2023 Point-In-Time Count
Erin Nixon, LCSW
Sr. Social Services Manager-Continuum of Care
Mecklenburg County Community Support Services
The Point-in-Time Count will take place on Wednesday, January 25, 2023. This is the one night each year when our community comes together to survey each person experiencing sheltered or unsheltered homelessness throughout Mecklenburg County. It is also the time when we capture temporary and permanent housing capacity across the housing continuum. The Point-in-Time Count and Housing Inventory Count are activities required of the Charlotte-Mecklenburg Continuum of Care (CoC) to receive federal homelessness funding assistance from the U.S. Department of Housing & Urban Development (HUD). Charlotte-Mecklenburg also goes above and beyond the minimum requirements to collect additional information to inform local decision-making. Mecklenburg County Community Support Services leads the Point-in-Time Count for the Continuum of Care. 2023 marks a return to utilizing volunteers to conduct the unsheltered count and we need your help to ensure a successful event. This blog post provides information on how agencies and individuals can get involved.
HOUSING COUNTS
The Point-in-Time Count is more than a funding requirement; it serves as an important reminder that, behind every data point, is a person who counts. In 2018, Charlotte-Mecklenburg branded our Point-in-Time Count as Everybody Counts Charlotte to call attention to both: we must ensure that everyone is counted, because each individual matters. By enumerating the problem of homelessness, the Point-in-Time Count activities is a call for action.
The lack of affordable housing contributes to both housing instability and homelessness. In the Charlotte area MSA (Metropolitan Statistical Area), there is a 45,130-unit gap for households at or below 30% of Area Median Income. Housing that is affordable is the primary solution to reducing housing instability and ending homelessness.
WE NEED YOUR HELP
100+ volunteers are needed to help survey individuals experiencing unsheltered homelessness throughout the day on Thursday, January 26, 2023. Please sign up here to volunteer. Donations are needed to deliver to those that complete the survey. Please purchase donations through this Amazon Wish List to be used specifically for the PIT.
Regular updates will also be shared through the Building Bridges blog; please pass along any or all of this material to others who may be interested in engaging with this important work.
UPCOMING MEETINGS
There are three planning meetings scheduled leading up to the PIT:
- December 22 (2pm-4pm) via Zoom,
- January 5 (2pm-4pm) via Zoom and in person at 3205 Freedom Drive, Entrance D, Suite 2000
- January 19 (2pm-4pm) via Zoom and in person at 3205 Freedom Drive, Entrance D, Suite 2000
The meetings will cover logistics and outstanding issues.
These planning meetings are open to anyone in the community. It is important that there is the broadest possible representation from all stakeholders.

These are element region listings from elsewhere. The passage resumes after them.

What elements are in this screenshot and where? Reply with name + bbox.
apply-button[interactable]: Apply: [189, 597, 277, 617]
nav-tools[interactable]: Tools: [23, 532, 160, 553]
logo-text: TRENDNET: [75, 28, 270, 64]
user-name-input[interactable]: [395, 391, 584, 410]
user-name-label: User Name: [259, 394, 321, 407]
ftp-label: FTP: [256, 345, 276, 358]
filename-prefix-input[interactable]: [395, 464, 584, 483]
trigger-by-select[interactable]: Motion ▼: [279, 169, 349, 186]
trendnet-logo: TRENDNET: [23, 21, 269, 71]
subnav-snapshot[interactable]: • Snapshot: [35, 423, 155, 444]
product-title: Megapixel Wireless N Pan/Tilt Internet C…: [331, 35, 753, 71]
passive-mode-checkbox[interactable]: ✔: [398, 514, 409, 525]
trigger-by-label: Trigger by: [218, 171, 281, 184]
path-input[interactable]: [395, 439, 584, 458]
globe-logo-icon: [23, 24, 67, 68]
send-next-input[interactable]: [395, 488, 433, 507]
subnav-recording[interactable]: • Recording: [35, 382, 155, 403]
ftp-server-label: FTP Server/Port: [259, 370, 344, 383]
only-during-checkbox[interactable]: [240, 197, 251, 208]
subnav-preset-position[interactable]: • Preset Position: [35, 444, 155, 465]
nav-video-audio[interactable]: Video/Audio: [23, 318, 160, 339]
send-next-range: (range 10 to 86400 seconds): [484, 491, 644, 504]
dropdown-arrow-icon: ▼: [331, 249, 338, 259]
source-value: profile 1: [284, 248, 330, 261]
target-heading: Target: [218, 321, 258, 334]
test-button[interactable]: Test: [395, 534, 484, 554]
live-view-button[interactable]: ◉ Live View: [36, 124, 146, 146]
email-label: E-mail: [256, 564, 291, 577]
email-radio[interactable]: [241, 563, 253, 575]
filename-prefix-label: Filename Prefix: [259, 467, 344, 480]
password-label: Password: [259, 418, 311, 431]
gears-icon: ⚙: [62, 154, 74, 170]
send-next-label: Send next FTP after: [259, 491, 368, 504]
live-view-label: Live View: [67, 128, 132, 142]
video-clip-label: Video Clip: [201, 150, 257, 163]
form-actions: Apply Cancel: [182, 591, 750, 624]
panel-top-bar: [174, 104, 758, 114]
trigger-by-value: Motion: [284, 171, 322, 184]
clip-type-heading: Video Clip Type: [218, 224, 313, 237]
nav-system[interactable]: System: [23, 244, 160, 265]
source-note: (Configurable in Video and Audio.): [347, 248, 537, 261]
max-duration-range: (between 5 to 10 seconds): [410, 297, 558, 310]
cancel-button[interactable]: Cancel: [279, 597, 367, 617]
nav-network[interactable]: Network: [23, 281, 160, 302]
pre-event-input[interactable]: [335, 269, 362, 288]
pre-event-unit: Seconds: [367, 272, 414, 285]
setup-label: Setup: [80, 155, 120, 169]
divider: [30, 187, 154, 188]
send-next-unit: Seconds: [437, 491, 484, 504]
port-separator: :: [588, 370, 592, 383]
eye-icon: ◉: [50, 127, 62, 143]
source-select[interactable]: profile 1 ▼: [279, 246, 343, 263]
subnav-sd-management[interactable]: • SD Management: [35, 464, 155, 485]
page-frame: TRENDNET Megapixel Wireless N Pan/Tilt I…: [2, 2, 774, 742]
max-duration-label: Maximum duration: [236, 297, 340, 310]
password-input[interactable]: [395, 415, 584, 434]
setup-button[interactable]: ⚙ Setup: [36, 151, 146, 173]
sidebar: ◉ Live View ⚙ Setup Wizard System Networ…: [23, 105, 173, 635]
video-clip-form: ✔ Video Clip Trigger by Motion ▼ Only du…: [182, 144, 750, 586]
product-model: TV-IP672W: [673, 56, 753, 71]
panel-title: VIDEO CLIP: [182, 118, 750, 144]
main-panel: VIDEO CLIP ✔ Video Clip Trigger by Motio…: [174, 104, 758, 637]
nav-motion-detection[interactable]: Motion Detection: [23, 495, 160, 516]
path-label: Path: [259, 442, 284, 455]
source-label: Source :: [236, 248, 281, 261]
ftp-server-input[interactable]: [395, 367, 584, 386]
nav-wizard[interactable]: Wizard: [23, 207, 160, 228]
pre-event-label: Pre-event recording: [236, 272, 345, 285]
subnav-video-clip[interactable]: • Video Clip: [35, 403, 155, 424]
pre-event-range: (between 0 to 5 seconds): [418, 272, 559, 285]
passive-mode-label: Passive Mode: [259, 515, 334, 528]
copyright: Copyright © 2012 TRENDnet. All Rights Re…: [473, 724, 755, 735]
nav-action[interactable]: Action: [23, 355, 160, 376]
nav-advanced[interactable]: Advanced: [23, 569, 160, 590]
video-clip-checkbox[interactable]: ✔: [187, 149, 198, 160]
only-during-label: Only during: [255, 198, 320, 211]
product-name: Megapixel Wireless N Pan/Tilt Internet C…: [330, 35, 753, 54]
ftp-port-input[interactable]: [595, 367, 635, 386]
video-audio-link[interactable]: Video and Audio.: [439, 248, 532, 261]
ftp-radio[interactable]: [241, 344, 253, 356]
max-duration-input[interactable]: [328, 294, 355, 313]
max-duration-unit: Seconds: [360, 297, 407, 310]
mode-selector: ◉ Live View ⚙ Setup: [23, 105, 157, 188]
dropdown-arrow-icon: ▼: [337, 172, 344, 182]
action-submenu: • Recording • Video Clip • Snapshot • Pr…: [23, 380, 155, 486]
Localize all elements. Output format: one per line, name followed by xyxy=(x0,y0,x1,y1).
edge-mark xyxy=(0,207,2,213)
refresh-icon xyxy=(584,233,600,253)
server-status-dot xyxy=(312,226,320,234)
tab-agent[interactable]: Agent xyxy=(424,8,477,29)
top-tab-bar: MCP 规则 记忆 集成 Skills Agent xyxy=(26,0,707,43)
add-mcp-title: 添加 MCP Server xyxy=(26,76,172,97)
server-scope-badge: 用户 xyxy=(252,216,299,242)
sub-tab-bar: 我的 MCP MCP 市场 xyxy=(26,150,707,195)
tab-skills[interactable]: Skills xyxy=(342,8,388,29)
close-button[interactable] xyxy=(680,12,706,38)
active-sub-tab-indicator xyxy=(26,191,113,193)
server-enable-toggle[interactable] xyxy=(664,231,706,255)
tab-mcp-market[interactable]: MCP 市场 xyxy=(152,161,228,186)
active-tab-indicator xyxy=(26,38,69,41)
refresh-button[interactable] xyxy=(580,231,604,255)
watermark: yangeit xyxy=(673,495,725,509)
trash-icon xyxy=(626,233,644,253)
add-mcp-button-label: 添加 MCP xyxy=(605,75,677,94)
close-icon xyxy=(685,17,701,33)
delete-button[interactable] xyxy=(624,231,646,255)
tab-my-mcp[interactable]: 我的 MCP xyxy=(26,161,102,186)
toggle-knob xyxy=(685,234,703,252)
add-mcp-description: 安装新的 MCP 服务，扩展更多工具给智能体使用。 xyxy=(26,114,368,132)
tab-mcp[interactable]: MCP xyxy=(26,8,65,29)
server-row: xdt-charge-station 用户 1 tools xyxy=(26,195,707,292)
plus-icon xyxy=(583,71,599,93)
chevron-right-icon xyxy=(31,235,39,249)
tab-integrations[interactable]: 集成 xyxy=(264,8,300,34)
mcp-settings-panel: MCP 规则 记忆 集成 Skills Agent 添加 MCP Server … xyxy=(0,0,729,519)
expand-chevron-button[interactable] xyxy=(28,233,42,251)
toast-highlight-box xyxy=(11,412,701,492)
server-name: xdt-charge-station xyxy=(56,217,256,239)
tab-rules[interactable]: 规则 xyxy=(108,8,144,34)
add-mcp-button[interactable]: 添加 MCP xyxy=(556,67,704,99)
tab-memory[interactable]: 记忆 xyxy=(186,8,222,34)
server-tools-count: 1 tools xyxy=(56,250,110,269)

Stakeholders encompass any organizations and individuals who are impacted by the Point-in-Time Count and Housing Inventory Count: services such as street outreach, emergency shelter, transitional housing, permanent housing providers; population-specific efforts such as domestic violence, youth, veterans, chronic homelessness and families; and location- and partner-specific entities, such as healthcare systems, schools, and the justice system.
If you are interested in attending, or learning more, please email [email protected].
WHY DOES IT MATTER?
The Point-in-Time Count can and must be more than just a required census activity for funding assistance. It offers communities the opportunity to see homelessness in a different way – as a face, a name, and a story. Volunteers annually remark that it is impossible to forget the experience of that intimate conversation with a complete stranger, asking deeply personal questions in the midst of a traumatic situation. It changes you. And, hopefully, positively impacts the lives of the individuals and families dealing with homelessness through driving needed changes in the community. Additionally, HUD utilizes data from the PIT to determine the amount of funding CoC’s need to fund solutions to homelessness.
The Point-in-Time Count is important work. It grounds us in the “why” behind what we do. This “why” compels us to sustain the call for solutions until the problem is solved.
The community’s shared responsibility is to take the Point-in-Time Count experience and do something with it. Please consider signing up to participate in some way.
Because Everybody Counts, Housing Counts.